Bu kurultaydan sonra Baykal yönetimi Tüzüğü baştan sona değiştirme kararı aldı, Tüzük’ün yanına Program Tasarısı da eklendi ve Aralık 2008’de toplanan 14’üncü olağanüstü Kurultaya sunuldu. Bir günlük Kurultayda Tüzük ve Program teklifleri 3 saatten az bir zamanda kabul edildi.
Parti içi muhalefete hiçbir imkân tanımayan yeni Tüzük; Merkez Yönetim Kurulu üyelerinin genel başkanca belirlenmesini öngörüyordu. Üyelerden birinin veya daha fazlasının görevine son verilmesi ve yerlerine yenilerinin seçilmesi yetkisi de genel başkana verilmişti. Bu maddenin yürürlüğe giriş tarihinin tespiti Parti Meclisi’ne bırakılmıştı.
Kurultaydan sonra parti meclisi yetkinin kullanılmasını erteledi, Merkez Yönetim Kurulu’nu eskiden olduğu gibi Parti Meclisi seçti. Merkez Yönetim Kurulu üyeliklerine beklendiği gibi Baykal’ın listesi seçildi.
2010 yılı Mayıs ayında, Deniz Baykal istifa edip Kılıçdaroğlu Genel Başkan seçildiğinde, Baykal’ın miras bıraktığı Tüzüğü bütünüyle değiştirip, demokratikleşme devrimini gerçekleştirme için CHP’nin önüne bir fırsat çıktı, maalesef bu imkân kullanılmadı.
Bu yazıyı yazmamın amacı, CHP’ye sunulan yeni bir imkânı okuyucularımla paylaşmaktır:
Son Cumhurbaşkanlığı seçimleri, CHP’nin önüne demokratikleşme devrimi sorumluluğunu bir kez daha getirmiştir. CHP’nin demokratikleşmesi bir görevdir ve bu görevin başarılı biçimde gerçekleşmesi liderlerin sorumluluğundadır. Bu büyük görevi kimse yok sayamaz.
Görev iki liderindir; Kılıçdaroğlu ve İnce.
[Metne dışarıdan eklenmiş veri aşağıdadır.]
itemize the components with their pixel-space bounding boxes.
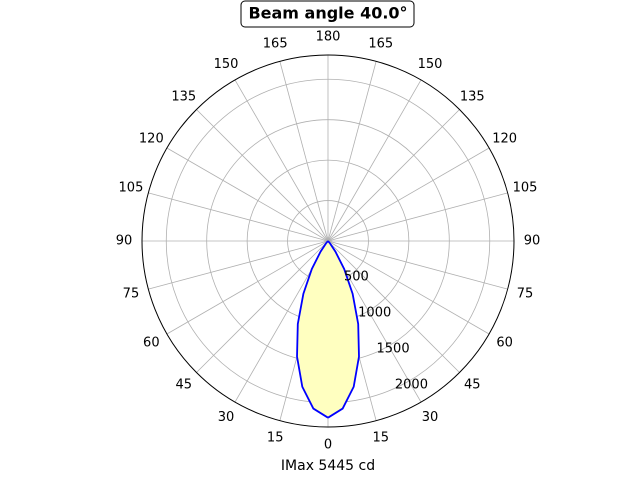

Biri, genel başkanlığı bırakmak için kurultayı toplamalıdır, ikincisi de genel başkan seçilince, halk idaresi, demokrasi ve kalkınmayı sağlayacak yeni partinin tüzüğünün esaslarını kurultayda açıklamaya hazırlanmalıdır.
CHP şimdiye kadar büyük ve tarihi bir görevlerle karşılaşmış, bazılarını başarmış, bazılarını başaramamıştır.
İkinci Dünya Harbi’nden sonra başardığı görevlerden ilki, Türkiye’nin demokrasiye geçme ihtiyacına büyük mücadele ile çok partili seçimlere geçilme kararı vermesidir.
Diğer bir örnek, 1965 seçimlerinden önce “ortanın solu” politikasına geçme kararıdır. Ortanın Solu’nun içi doldurulmayıp, bugün olduğu gibi sloganların tekrarıyla yetinildiği için başarı sağlanamamış, Türkiye darbeye gitmiştir.
CHP önüne gelen parti içi demokratikleşme devrimi fırsatını bu kez de değerlendiremez ise, CHP’nin, halkın ve memleketin hangi sorunlarla karşılaşacağı bellidir.
Yaşadığımız seçimler, CHP’nin seçim kazanabilmesi için, halka umut veren, gerçekçi ve inanılır bir programa sahip olması gereğini kanıtlamıştır. Böyle bir program halkın katılımıyla bütün bir örgütle yapılabilir. Parti içinde demokrasi yoksa, kendini bir yerlere seçtirmek isteyenlerin yönetimindeki örgütün yeni programın hazırlanmasına ve başarısına katkısı sağlanamaz,
Halk, bugünkü iktidarın zaaflarını ve hatalarını görmektedir, ancak CHP’nin söyledikleri ve yaptıklarına güvenmemektedir.
Ülkemizin durumu ve ekonomik sorunları, bugünkü iktidarın taşınmasına imkan vermez.
Yazdığım bu gerçekler, yeni bir partinin yaratılmasını zorunlu kılmış ve son seçimler de bu imkânı vermiştir. Bu imkân önce CHP içinde denenmelidir.
CHP bu görevi yapmazsa halk, çaresini bulacaktır.